While the position is not exclusive to former athletes, it is exclusive to employees of EA Sports. Potential adjusters without extensive football experience have to pass a qualification test.
While the position is technically unpaid, travel and expenses are covered, as well as access to practices and games.
Madden NFL Football’s lasting impact on the game
With all that goes into the game now, from player ratings to playbooks and franchise mode, it appears that things have gone full circle for the Madden NFL Football game.
From its roots in 1988 as a strategy and data-focused simulation computer game to a more arcade-style console game in the 1990s, it continued to merge the two styles with increasing complexity behind the gameplay.
NFL Hall of Fame
Recognizing its impact on football, the NFL Hall of Fame added a 300-square-foot exhibit dedicated to Madden NFL Football in 2003. Even if a marketing agreement was involved, it’s still a sign of respect that the vaunted NFL Hall of Fame would make space for a video game.
There’s now an EA Sports video game suite in the Hall.

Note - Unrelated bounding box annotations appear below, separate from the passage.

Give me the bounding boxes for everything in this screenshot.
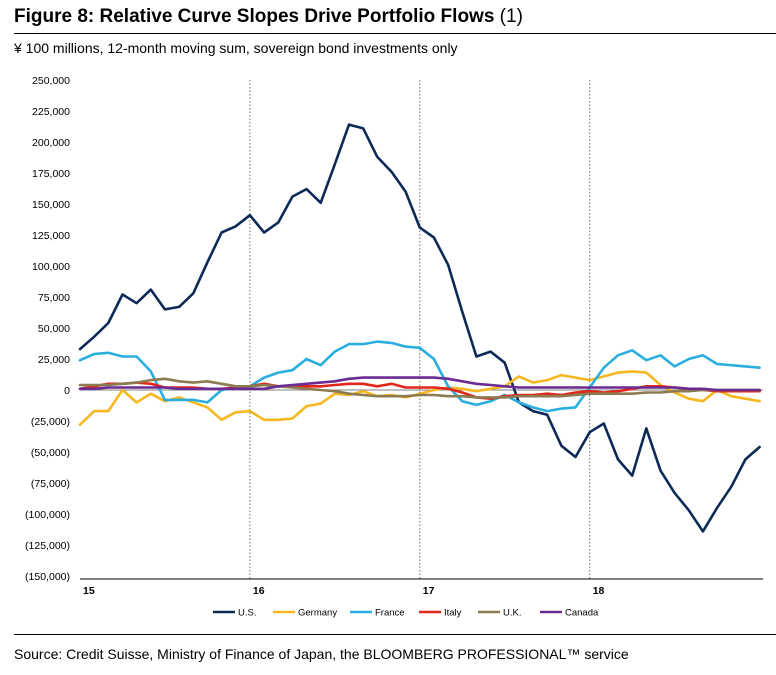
x-tick-label: 16 (253, 585, 265, 597)
y-tick-label: 0 (64, 385, 70, 397)
y-tick-label: (75,000) (31, 478, 70, 490)
source-note: Source: Credit Suisse, Ministry of Finan… (14, 646, 629, 662)
y-tick-label: 250,000 (32, 75, 70, 87)
y-tick-label: 175,000 (32, 168, 70, 180)
line-chart: 250,000 225,000 200,000 175,000 150,000 125,0… (25, 75, 763, 619)
y-tick-label: 100,000 (32, 261, 70, 273)
x-tick-label: 18 (593, 585, 605, 597)
legend-label-france: France (375, 608, 405, 619)
figure-title-suffix: (1) (499, 6, 523, 27)
source-rule (14, 634, 776, 635)
y-tick-label: 200,000 (32, 137, 70, 149)
legend-label-canada: Canada (565, 608, 599, 619)
chart-axes: 250,000 225,000 200,000 175,000 150,000 125,0… (25, 75, 763, 597)
y-tick-label: 75,000 (38, 292, 70, 304)
y-tick-label: (50,000) (31, 447, 70, 459)
legend-label-italy: Italy (444, 608, 462, 619)
legend-label-uk: U.K. (503, 608, 521, 619)
figure-title: Figure 8: Relative Curve Slopes Drive Po… (14, 6, 523, 28)
y-tick-label: 50,000 (38, 323, 70, 335)
y-tick-label: 150,000 (32, 199, 70, 211)
series-line-uk (78, 377, 761, 399)
series-line-france (78, 340, 761, 413)
series-line-canada (78, 376, 761, 392)
x-tick-label: 17 (423, 585, 435, 597)
figure-title-main: Figure 8: Relative Curve Slopes Drive Po… (14, 6, 495, 27)
y-tick-label: (150,000) (25, 571, 70, 583)
chart-series (78, 123, 761, 533)
chart-legend: U.S. Germany France Italy U.K. Canada (213, 608, 599, 619)
series-line-us (78, 123, 761, 533)
y-tick-label: 25,000 (38, 354, 70, 366)
figure-subtitle: ¥ 100 millions, 12-month moving sum, sov… (14, 40, 458, 56)
y-tick-label: 225,000 (32, 106, 70, 118)
legend-label-germany: Germany (298, 608, 337, 619)
y-tick-label: (25,000) (31, 416, 70, 428)
title-rule (14, 33, 776, 34)
y-tick-label: 125,000 (32, 230, 70, 242)
y-tick-label: (100,000) (25, 509, 70, 521)
x-tick-label: 15 (83, 585, 95, 597)
y-tick-label: (125,000) (25, 540, 70, 552)
legend-label-us: U.S. (238, 608, 256, 619)
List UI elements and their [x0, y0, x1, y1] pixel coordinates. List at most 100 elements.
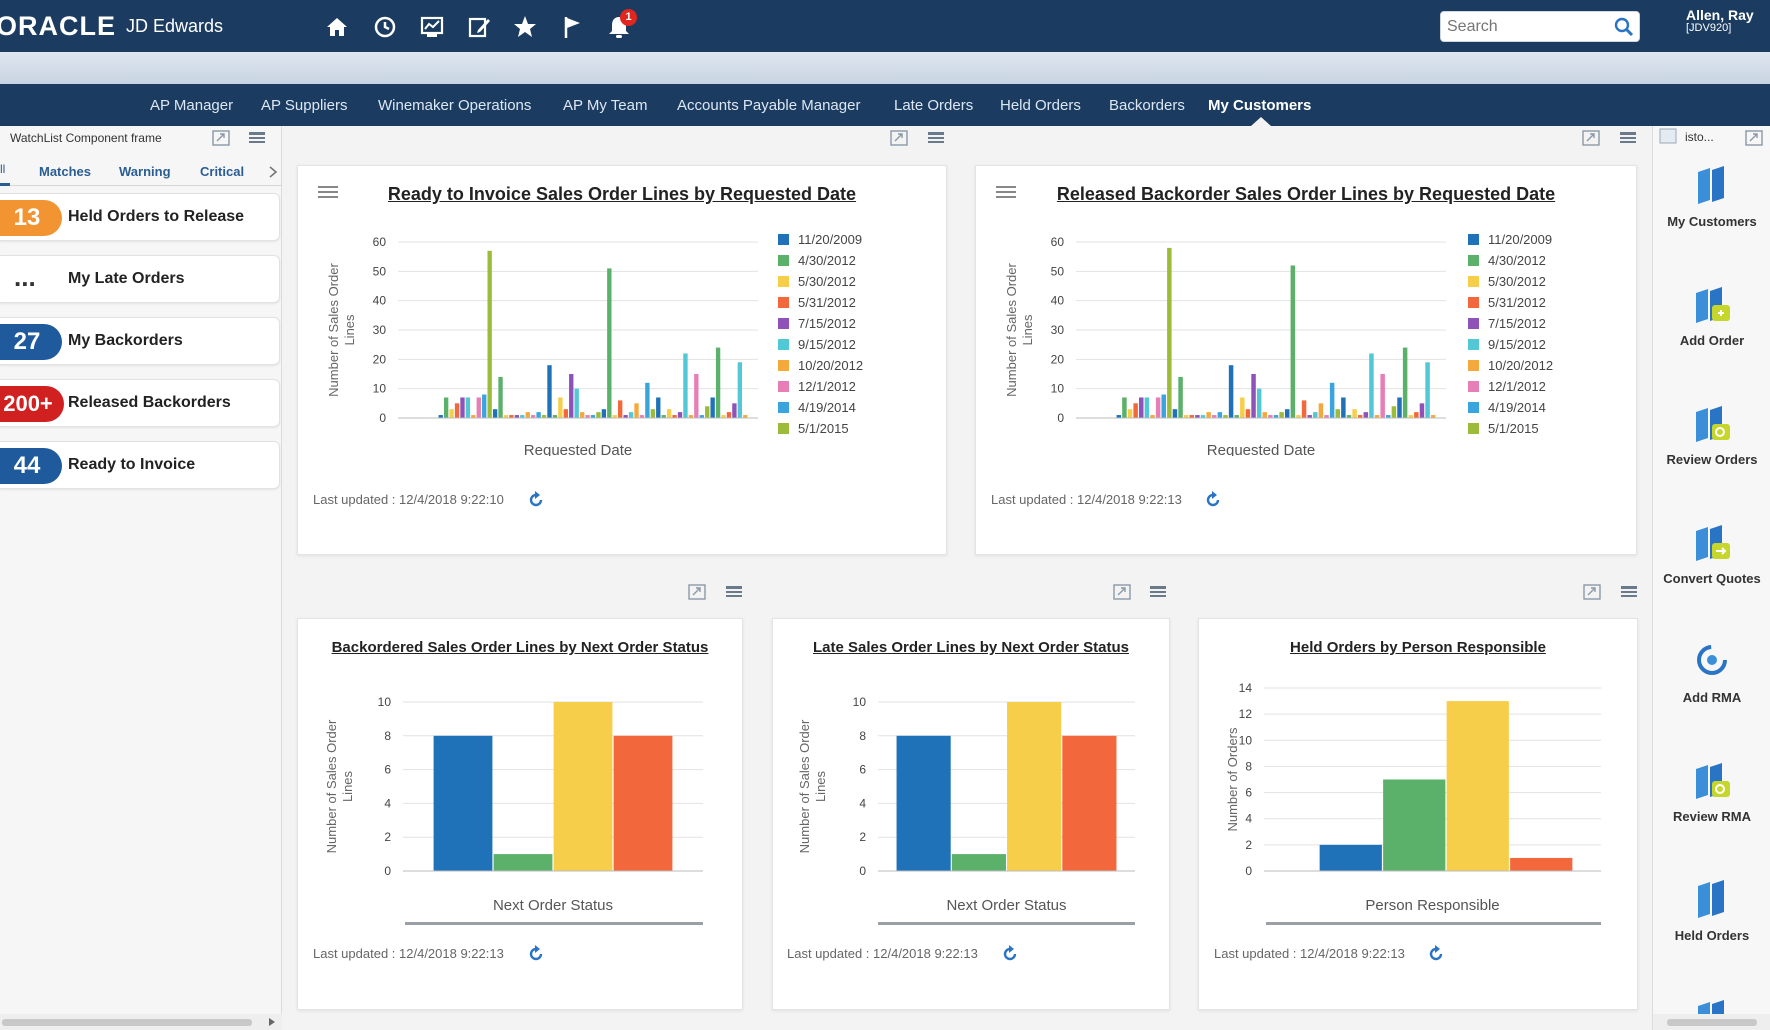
quick-links-scrollbar[interactable]: [1653, 1014, 1770, 1030]
chart-bar: [454, 403, 460, 418]
options-icon[interactable]: [1619, 130, 1637, 146]
scrollbar-thumb[interactable]: [2, 1019, 252, 1026]
options-icon[interactable]: [248, 130, 266, 146]
maximize-icon[interactable]: [212, 130, 230, 146]
doc-icon: [1698, 880, 1724, 918]
chart-bar: [1414, 412, 1419, 418]
chart-bar: [449, 409, 454, 418]
legend-label: 11/20/2009: [798, 232, 862, 247]
x-axis-label: Requested Date: [524, 442, 632, 456]
hamburger-menu-icon[interactable]: [318, 184, 340, 200]
chart-title[interactable]: Held Orders by Person Responsible: [1290, 639, 1546, 656]
watchlist-item-released-backorders[interactable]: 200+ Released Backorders: [0, 379, 280, 427]
chart-title[interactable]: Released Backorder Sales Order Lines by …: [1056, 184, 1556, 204]
tab-ap-suppliers[interactable]: AP Suppliers: [261, 97, 348, 114]
refresh-icon[interactable]: [1427, 945, 1445, 963]
filter-matches[interactable]: Matches: [39, 164, 92, 179]
scroll-right-icon[interactable]: [268, 166, 278, 178]
options-icon[interactable]: [1620, 584, 1638, 600]
scroll-right-arrow-icon[interactable]: [268, 1017, 276, 1027]
options-icon[interactable]: [725, 584, 743, 600]
maximize-icon[interactable]: [1583, 584, 1601, 600]
options-icon[interactable]: [927, 130, 945, 146]
search-icon[interactable]: [1613, 16, 1635, 38]
filter-warning[interactable]: Warning: [119, 164, 171, 179]
chart-bar: [710, 397, 715, 418]
quick-link-held-orders[interactable]: Held Orders: [1653, 878, 1770, 943]
doc-review-icon: [1696, 763, 1730, 799]
y-axis-label: Number of Sales Order: [1004, 263, 1019, 397]
reports-icon[interactable]: [419, 14, 445, 40]
quick-link-add-order[interactable]: Add Order: [1653, 283, 1770, 348]
refresh-icon[interactable]: [1001, 945, 1019, 963]
tab-my-customers[interactable]: My Customers: [1208, 97, 1312, 114]
filter-all[interactable]: ll: [0, 162, 10, 186]
chart-bar: [1402, 347, 1408, 418]
y-tick-label: 0: [384, 864, 391, 878]
search-input[interactable]: [1447, 16, 1607, 38]
y-tick-label: 10: [1239, 733, 1253, 747]
watchlist-item-ready-to-invoice[interactable]: 44 Ready to Invoice: [0, 441, 280, 489]
tab-held-orders[interactable]: Held Orders: [1000, 97, 1081, 114]
y-tick-label: 2: [859, 830, 866, 844]
chart-bar: [503, 415, 509, 418]
watchlist-item-held-orders-to-release[interactable]: 13 Held Orders to Release: [0, 193, 280, 241]
options-icon[interactable]: [1149, 584, 1167, 600]
chart-bar: [1268, 415, 1273, 418]
refresh-icon[interactable]: [527, 945, 545, 963]
quick-link-label: My Customers: [1667, 214, 1757, 229]
legend-swatch: [778, 234, 789, 245]
edit-icon[interactable]: [466, 14, 492, 40]
watchlist-scrollbar[interactable]: [0, 1014, 282, 1030]
quick-link-label: Convert Quotes: [1663, 571, 1761, 586]
tab-accounts-payable-manager[interactable]: Accounts Payable Manager: [677, 97, 861, 114]
chart-bar: [1386, 415, 1391, 418]
flag-icon[interactable]: [560, 14, 586, 40]
quick-link-review-orders[interactable]: Review Orders: [1653, 402, 1770, 467]
chart-bar: [1183, 415, 1189, 418]
chart-bar: [683, 353, 688, 418]
maximize-icon[interactable]: [1745, 130, 1763, 146]
search-box[interactable]: [1440, 11, 1640, 42]
maximize-icon[interactable]: [1582, 130, 1600, 146]
refresh-icon[interactable]: [1204, 491, 1222, 509]
hamburger-menu-icon[interactable]: [996, 184, 1018, 200]
maximize-icon[interactable]: [890, 130, 908, 146]
x-axis-label: Person Responsible: [1365, 897, 1499, 914]
quick-link-add-rma[interactable]: Add RMA: [1653, 640, 1770, 705]
y-tick-label: 6: [384, 763, 391, 777]
scrollbar-thumb[interactable]: [1667, 1019, 1757, 1026]
chart-title[interactable]: Backordered Sales Order Lines by Next Or…: [331, 639, 709, 656]
legend-label: 11/20/2009: [1488, 232, 1552, 247]
watchlist-item-my-backorders[interactable]: 27 My Backorders: [0, 317, 280, 365]
maximize-icon[interactable]: [688, 584, 706, 600]
x-axis-label: Next Order Status: [946, 897, 1066, 914]
quick-link-convert-quotes[interactable]: Convert Quotes: [1653, 521, 1770, 586]
user-menu[interactable]: Allen, Ray [JDV920]: [1686, 8, 1754, 35]
refresh-icon[interactable]: [527, 491, 545, 509]
tab-ap-my-team[interactable]: AP My Team: [563, 97, 648, 114]
watchlist-item-my-late-orders[interactable]: ... My Late Orders: [0, 255, 280, 303]
chart-bar: [1228, 365, 1234, 418]
quick-link-my-customers[interactable]: My Customers: [1653, 164, 1770, 229]
chart-bar: [1383, 779, 1446, 871]
maximize-icon[interactable]: [1113, 584, 1131, 600]
panel-collapse-icon[interactable]: [1659, 128, 1677, 144]
brand-logo[interactable]: ORACLE JD Edwards: [0, 10, 223, 42]
y-tick-label: 20: [373, 352, 387, 366]
tab-backorders[interactable]: Backorders: [1109, 97, 1185, 114]
recent-icon[interactable]: [372, 14, 398, 40]
chart-title[interactable]: Late Sales Order Lines by Next Order Sta…: [813, 639, 1129, 656]
chart-bar: [639, 415, 645, 418]
tab-ap-manager[interactable]: AP Manager: [150, 97, 234, 114]
chart-title[interactable]: Ready to Invoice Sales Order Lines by Re…: [387, 184, 857, 204]
tab-late-orders[interactable]: Late Orders: [894, 97, 974, 114]
chart-bar: [498, 376, 503, 418]
quick-link-review-rma[interactable]: Review RMA: [1653, 759, 1770, 824]
tab-winemaker-operations[interactable]: Winemaker Operations: [378, 97, 532, 114]
top-bar: ORACLE JD Edwards 1 Allen, Ray [JDV920]: [0, 0, 1770, 52]
favorites-icon[interactable]: [512, 14, 538, 40]
chart-bar: [460, 397, 465, 418]
home-icon[interactable]: [324, 14, 350, 40]
filter-critical[interactable]: Critical: [200, 164, 245, 179]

Interestingly enough, Madden himself wasn’t added to the Hall of Fame until three years later in 2006.
How much money has Madden made?
The Madden video game franchise is worth well over $4 billion and has sold more than 250 million copies.
EA Sports doesn’t expect the franchise to slow down anytime soon, signing a $1.5 billion deal in 2020 to retain its exclusive NFL license.
Madden NFL Football is part of American culture
Much like the game of football itself, Madden has entrenched itself as a lasting icon of American culture.
It has also attracted a love for football overseas, bringing the game to millions all over the world. The 2019 version of Madden NFL topped European sales charts in the first week of its release.
Every year, games of all ages eagerly await the chance to play the latest edition of Madden. It’s brought countless hours of fun and competition to millions of people.
All the while, it teaches the game of football, which is why Madden wanted to create it in the first place. As every new season arrives, more and more of his original goal is coming to pass: If it’s in the game, it’s in the game.